Contratos temporários

Como Presidente do Sindicato, Postal dá algumas dicas e conselhos para os agricultores que precisam contratar serviços temporários, a fim de evitar transtornos. “Sempre busquem as informações com quem é especializado no assunto. Quando se trata da parte rural, busquem informações junto ao Sindicato. Nós temos departamento jurídico que pode orientar. Se nós não tivemos a informação no momento, iremos em busca. Temos uma equipe que nos orienta na parte de contabilidade também, e isso é importante. Temos cursos disponíveis para quem tem interesse em fazer a própria contratação, para buscar as melhores orientações. Mas é muito importante ter todo o cuidado de não fazer nada se não tiver certeza do que está fazendo”, garante.

Incentivo

Postal destaque que, como em qualquer segmento econômico, a situação não é fácil para ninguém. “Os custos estão cada vez maiores, a margem de lucro para muitos é menor. Tudo precisa ser colocado na ponta do lápis. É necessário diferenciar quais são os gastos da propriedade e quais são os da casa. Fazer uma espécie de contabilidade, para ver se realmente a pessoa está tendo lucratividade ou não naquela atividade é de grande importância. Nós nos deparamos com muitos agricultores que dizem que não sobraram nada durante a safra, mas se perguntar o que fizeram com o dinheiro, pagaram plano de saúde, fizeram uma viagem, trocaram de carro. Isso não são despesas da produção. O agricultor precisa sobreviver sim, ter seu lazer, seu conforto, mas isso é consequência do que ele produziu. Fazer uma viagem, comprar um carro novo é diferente de adquirir um trator, que ele vai usar na propriedade, que vai ter sua depreciação. Então tem que colocar tudo no papel para não ter surpresas quando fechar as contas.

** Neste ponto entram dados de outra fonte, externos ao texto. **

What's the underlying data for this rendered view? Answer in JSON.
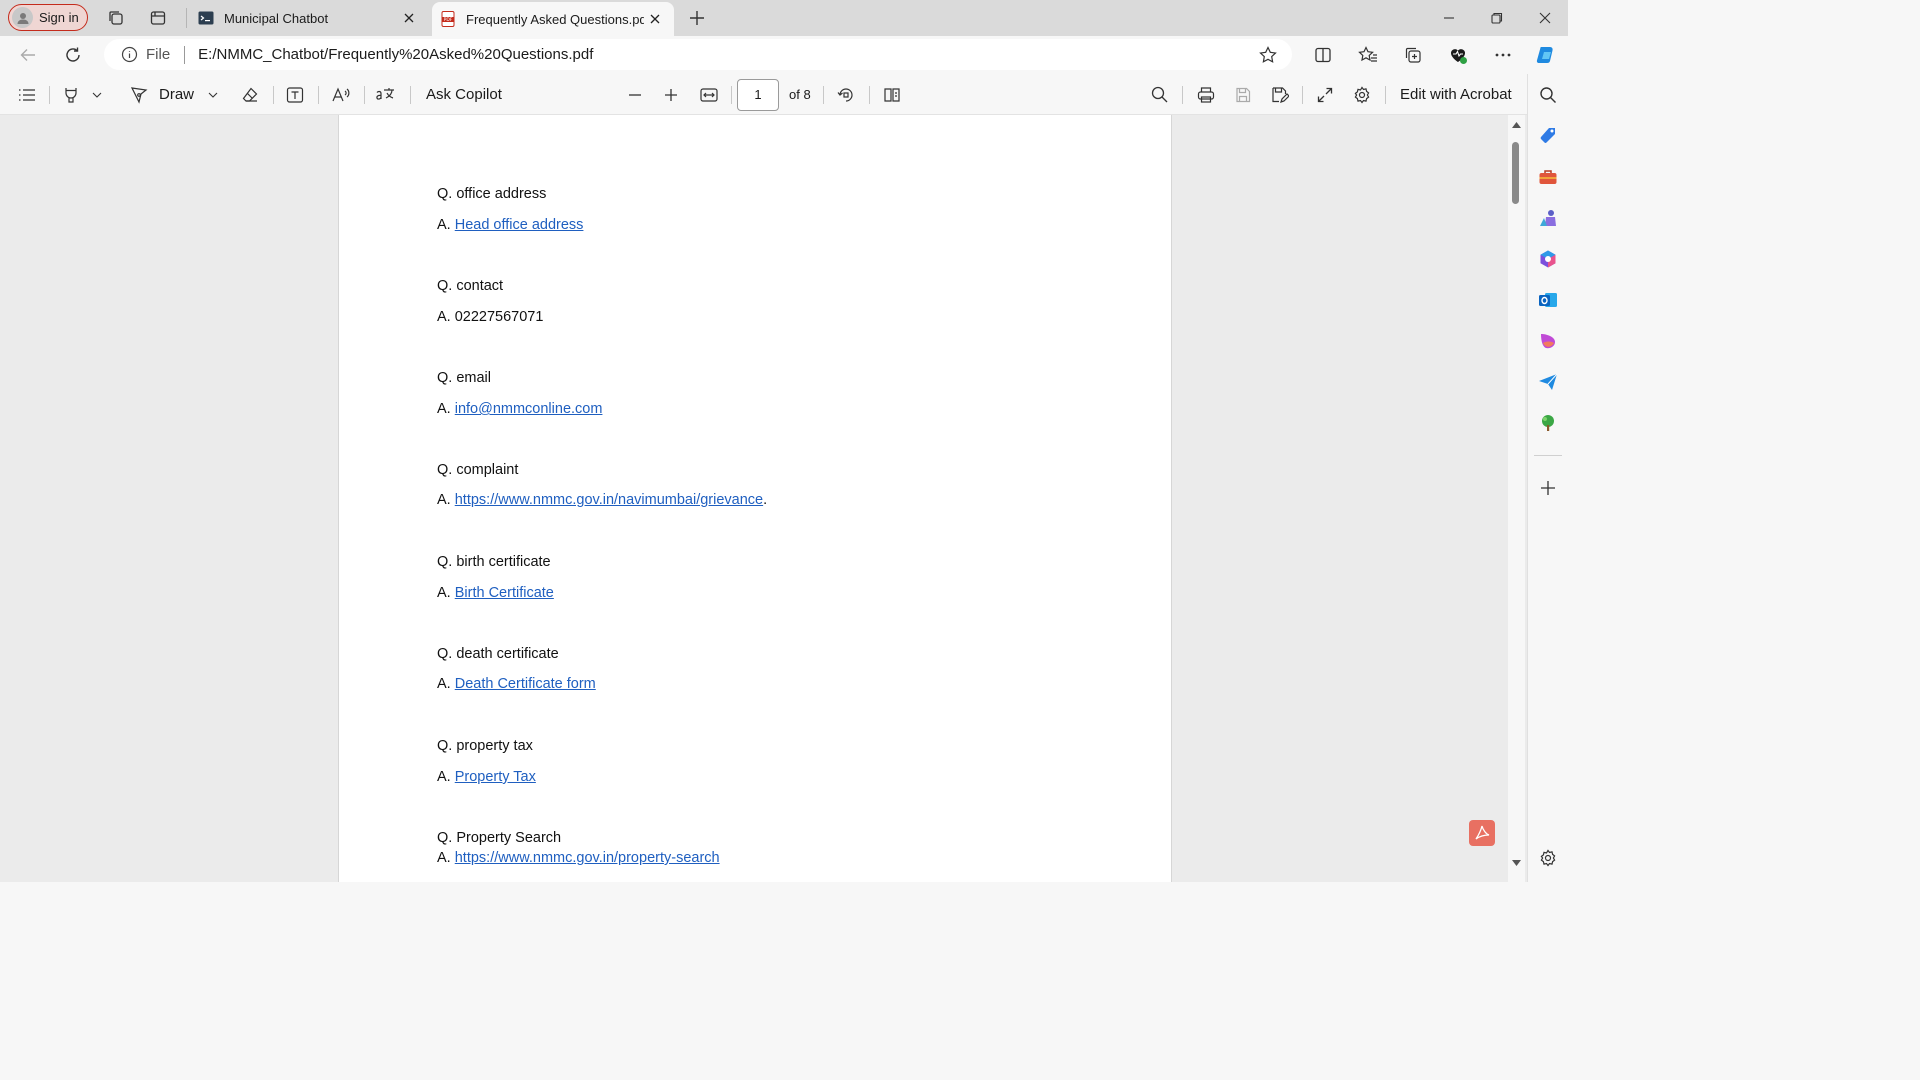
{
  "titlebar": {
    "signin_label": "Sign in",
    "tabs": [
      {
        "label": "Municipal Chatbot",
        "icon": "terminal-icon"
      },
      {
        "label": "Frequently Asked Questions.pdf",
        "icon": "pdf-icon"
      }
    ]
  },
  "addressbar": {
    "scheme_label": "File",
    "url": "E:/NMMC_Chatbot/Frequently%20Asked%20Questions.pdf"
  },
  "pdf_toolbar": {
    "draw_label": "Draw",
    "ask_copilot_label": "Ask Copilot",
    "page_current": "1",
    "page_total_label": "of 8",
    "edit_label": "Edit with Acrobat"
  },
  "document": {
    "items": [
      {
        "q": "Q. office address",
        "a_prefix": "A. ",
        "a_link": "Head office address",
        "a_suffix": ""
      },
      {
        "q": "Q. contact",
        "a_prefix": "A. 02227567071",
        "a_link": "",
        "a_suffix": ""
      },
      {
        "q": "Q. email",
        "a_prefix": "A. ",
        "a_link": "info@nmmconline.com",
        "a_suffix": ""
      },
      {
        "q": "Q. complaint",
        "a_prefix": "A. ",
        "a_link": "https://www.nmmc.gov.in/navimumbai/grievance",
        "a_suffix": "."
      },
      {
        "q": "Q. birth certificate",
        "a_prefix": "A. ",
        "a_link": "Birth Certificate",
        "a_suffix": ""
      },
      {
        "q": "Q. death certificate",
        "a_prefix": "A. ",
        "a_link": "Death Certificate form",
        "a_suffix": ""
      },
      {
        "q": "Q. property tax",
        "a_prefix": "A. ",
        "a_link": "Property Tax",
        "a_suffix": ""
      },
      {
        "q": "Q. Property Search",
        "a_prefix": "A. ",
        "a_link": "https://www.nmmc.gov.in/property-search",
        "a_suffix": ""
      }
    ]
  },
  "colors": {
    "link": "#1f5fc0",
    "signin_border": "#c42b1c",
    "copilot_accent": "#1f8ae0"
  }
}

Também é preciso acreditar na agricultura. “Porque principalmente para nós, a agricultura familiar não é só um meio de produção. É um meio de vida. Estamos inseridos na comunidade onde trabalhamos, vivemos, produzimos. Nós cuidamos do meio ambiente, daquela nascente que tem na nossa propriedade, do riacho que passa ao lado, os animais que circulam pelas nossas parreiras, nossas hortas, nossas plantações. Não é uma montagem. Isso é nossa vida. Isso é qualidade de vida”, finaliza o presidente.